The immanent violence of the encounter especially manifests through the embodied experience of despair: The children become increasingly unsettled due to their awareness of the severity of the situation. They also become observers of the internal frictions and tensions between their parents. This unrest and experienced stress manifests in the physical illbeing of the family. Tinnitus is often depicted as a sign of harsh stress (cf. Andersson 2014), reflecting feelings of despair and hopelessness, anxiety and fear, causing a somatized reply from the body. The two older children and the mother suffer from psychological illnesses caused by the imminent threat of deportation, as the mother explains. Ironically, while Marco induces despair through his threats, it is also the embodiment of despair that he partly ignores and complains about, since he is forced to translate it onto paper to be assessed (potentially becoming a valid medical reason for the hindrance of deportation and thus allowing an assessment of the case in Switzerland).

Conclusions

Despite an increasing interest in street-level techniques and strategies to manoeuvre daily workloads and emotional personal encounters, little has been said about how emotions materialize in the direct interaction between migrants and bureaucrats. In contrast to case managers in welfare offices who are “attuned to signs of nervousness, to expressions of despair” (Zacka 2017, 238) in order to see deeper problems, this work has shown a different angle.

It has presented encounters between SLBs and individuals with precarious legal status and studied how, in the immediacy of the encounter, emotions are expressed, negotiated, manipulated, and contested. Furthermore, the article shows how these emotions can be translated but also transported through further, more material means, such as paperwork or formalized questions. My work brought forward the micro-interactions of migrants and bureaucrats in the migration regime. As such, this contribution argues that pre-deportation encounters are pregnant with the threat of force; an inherent feature of the state and its governing of populations (Walters 2016, 443). The permanent threat creates a forceful and violent environment and a lingering fear, causing further suffering in migrant individuals.

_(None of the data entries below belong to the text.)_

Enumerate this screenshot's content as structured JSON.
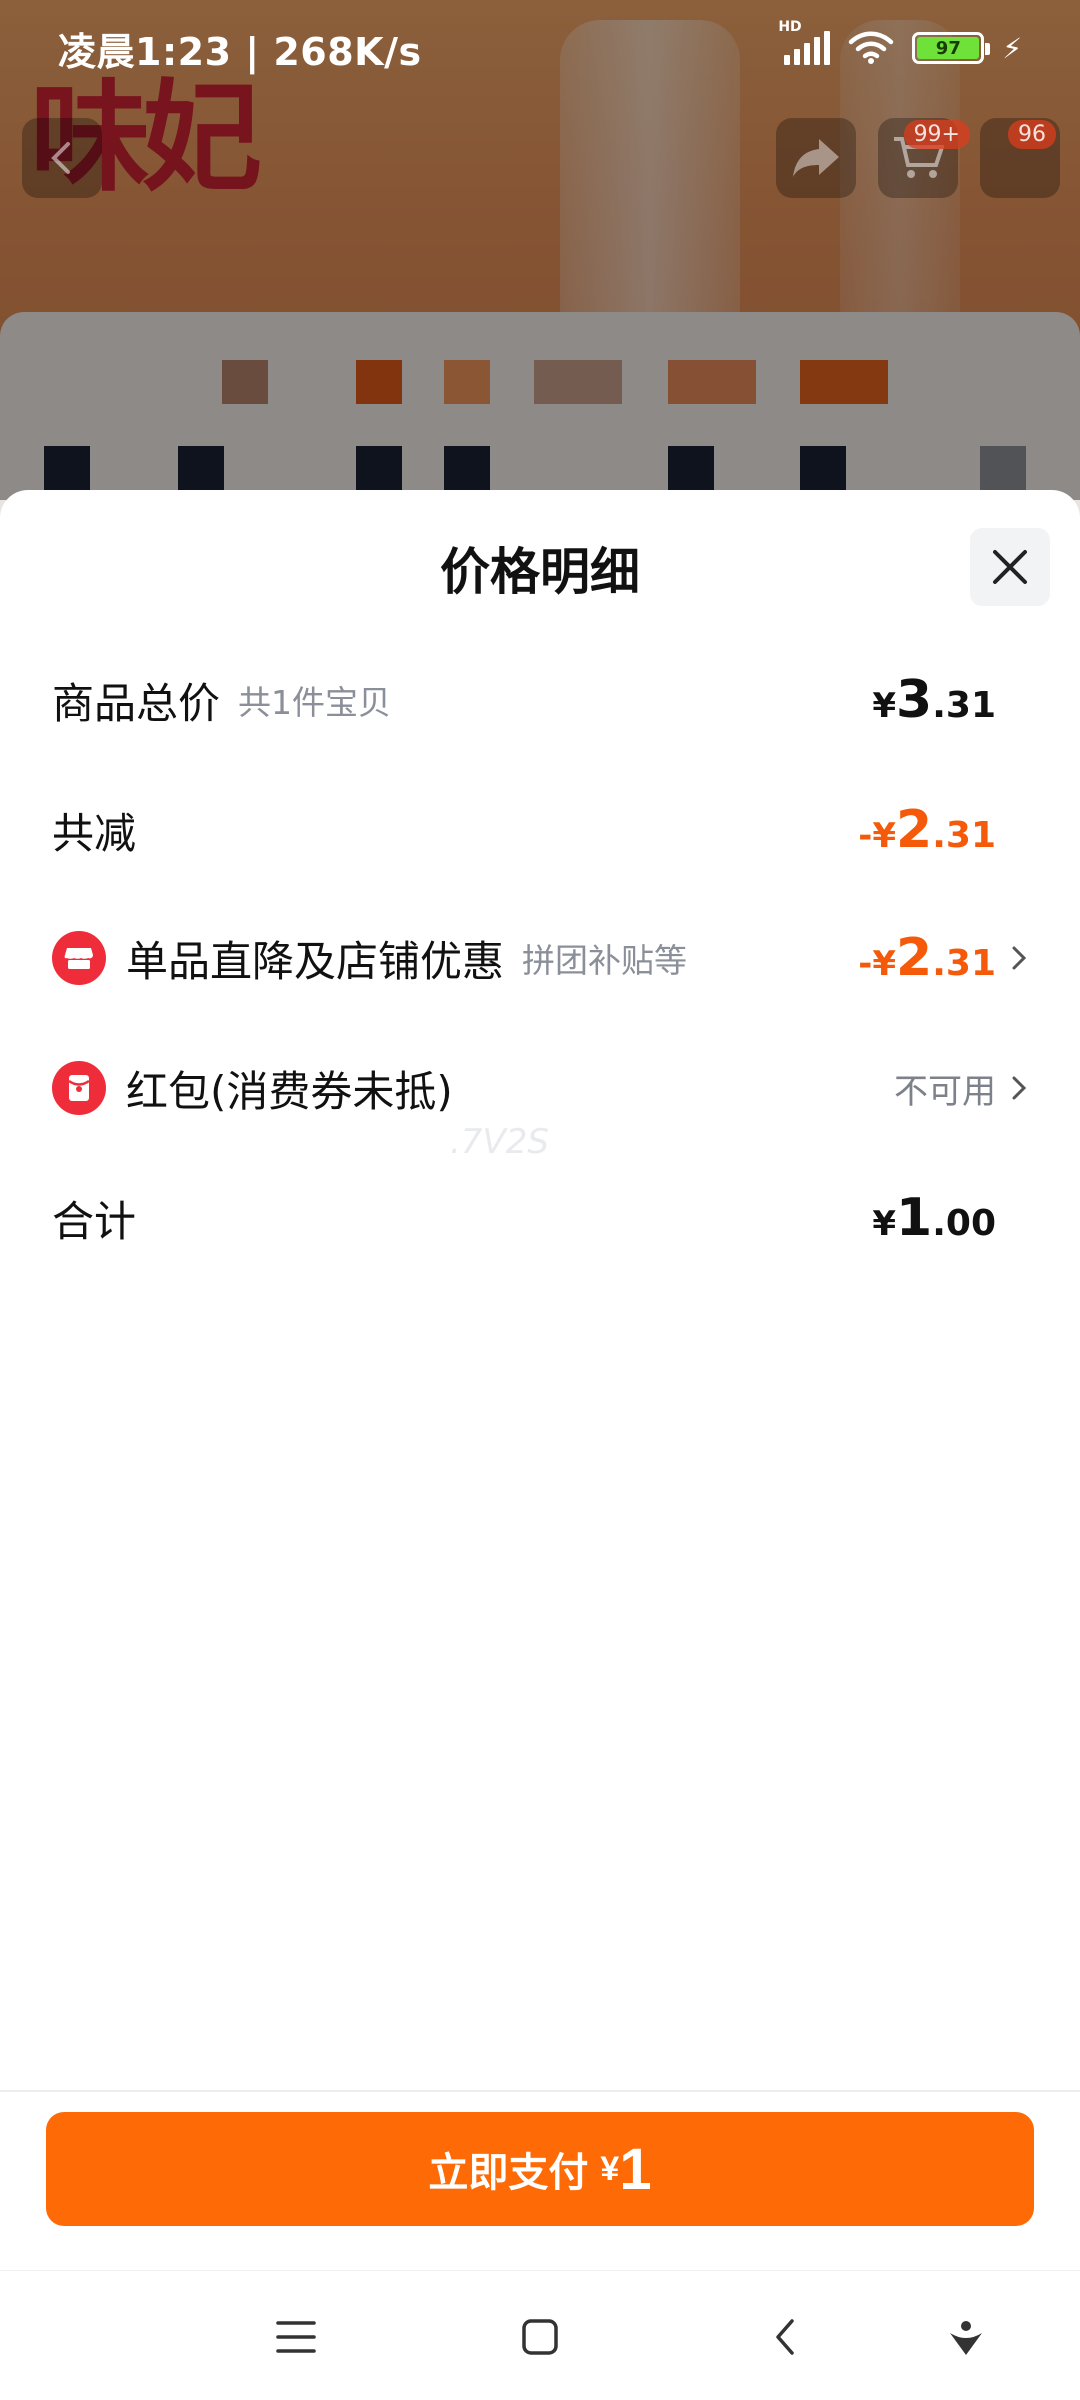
{
  "status_bar": {
    "time_speed": "凌晨1:23 | 268K/s",
    "network_badge": "HD",
    "battery": "97",
    "icons": [
      "signal-icon",
      "wifi-icon",
      "battery-icon",
      "charging-icon"
    ]
  },
  "background": {
    "cart_badge": "99+",
    "msg_badge": "96"
  },
  "sheet": {
    "title": "价格明细",
    "rows": [
      {
        "label": "商品总价",
        "sub": "共1件宝贝",
        "price": {
          "currency": "¥",
          "int": "3",
          "dec": ".31"
        }
      },
      {
        "label": "共减",
        "price": {
          "currency": "-¥",
          "int": "2",
          "dec": ".31"
        }
      },
      {
        "label": "单品直降及店铺优惠",
        "sub": "拼团补贴等",
        "icon": "shop-icon",
        "price": {
          "currency": "-¥",
          "int": "2",
          "dec": ".31"
        }
      },
      {
        "label": "红包(消费券未抵)",
        "icon": "red-envelope-icon",
        "value": "不可用"
      },
      {
        "label": "合计",
        "price": {
          "currency": "¥",
          "int": "1",
          "dec": ".00"
        }
      }
    ],
    "watermark": ".7V2S"
  },
  "footer": {
    "pay_label": "立即支付",
    "pay_currency": "¥",
    "pay_amount": "1"
  },
  "colors": {
    "accent_orange": "#f45a09",
    "pay_button": "#fe6a06",
    "icon_red": "#ef2d3a"
  }
}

The three analytical sections took up modes of governing through emotions, emotional strategies and their navigation. SLBs rely on a mixture of friendly emotional encounters to receive information and, to a great extent, on inducing fear and unease to pressure people to leave. At the same time, SLBs’ documentation practices become part of the discursive legal production of migrant subjectivity, in which the “state is enacted through patterns of desire, attachment, hope, and fear” (Darling 2014, 485). As such, emotions can be suppressed and ignored, but also reacted to by migrant individuals, who also try to negotiate and contest state practices. All encounters are characterized by deep power asymmetries, in which migrants fear deportation and possible restraints, such as detention. However, hope remains a graspable feeling, which is also supported by the system, for example, by allowing respective deportees to produce documents that demonstrate a legitimate form of suffering.

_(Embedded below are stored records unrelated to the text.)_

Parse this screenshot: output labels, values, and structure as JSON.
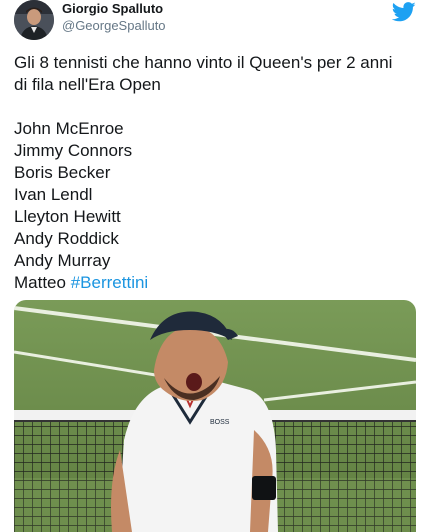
{
  "author": {
    "name": "Giorgio Spalluto",
    "handle": "@GeorgeSpalluto"
  },
  "tweet": {
    "text_lines": [
      "Gli 8 tennisti che hanno vinto il Queen's per 2 anni",
      "di fila nell'Era Open"
    ],
    "players": [
      "John McEnroe",
      "Jimmy Connors",
      "Boris Becker",
      "Ivan Lendl",
      "Lleyton Hewitt",
      "Andy Roddick",
      "Andy Murray"
    ],
    "last_line_prefix": "Matteo",
    "hashtag": "#Berrettini"
  },
  "photo": {
    "shirt_logo": "BOSS"
  },
  "icons": {
    "brand": "twitter-bird-icon"
  },
  "colors": {
    "link": "#1b95e0",
    "twitter_blue": "#1da1f2",
    "text": "#14171a",
    "secondary": "#657786"
  }
}
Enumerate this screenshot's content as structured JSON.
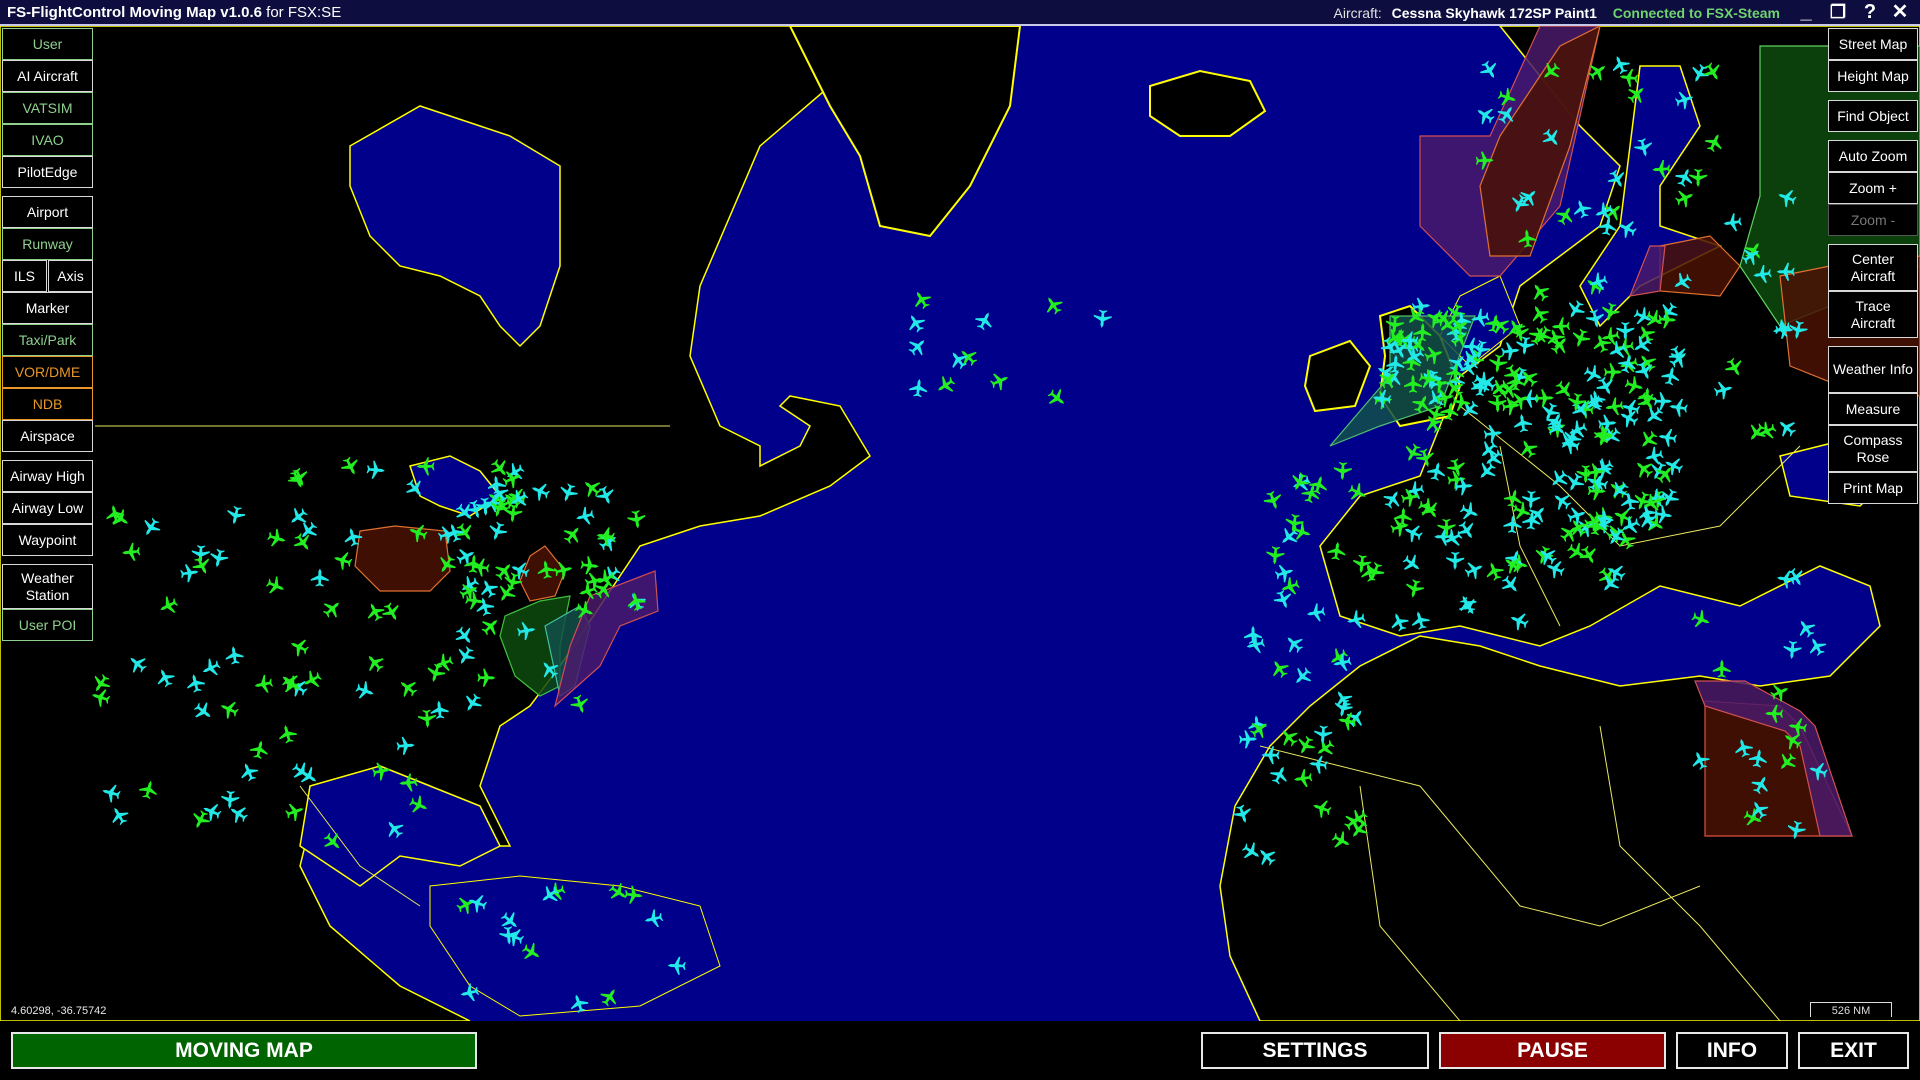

While Walters (2016) studies deportations via aircraft, I argued that the political economy of violence already lingers, more or less hidden, in the encounters which precede the forced deportation. Formal procedures allow the bureaucrat to switch between treating migrant subjects as victims and raising suspicion around them. Strategically induced emotions help to advance a rather violent type of governance that relies on both the creation of despair to reduce resistance and, conversely, the feeling of despair that actually causes people to develop illnesses, which eventually hinders deportation. In these presented encounters, the threat of violent action supports a view of the political economy of violence as a continuous process; a force that is not blind but calculated.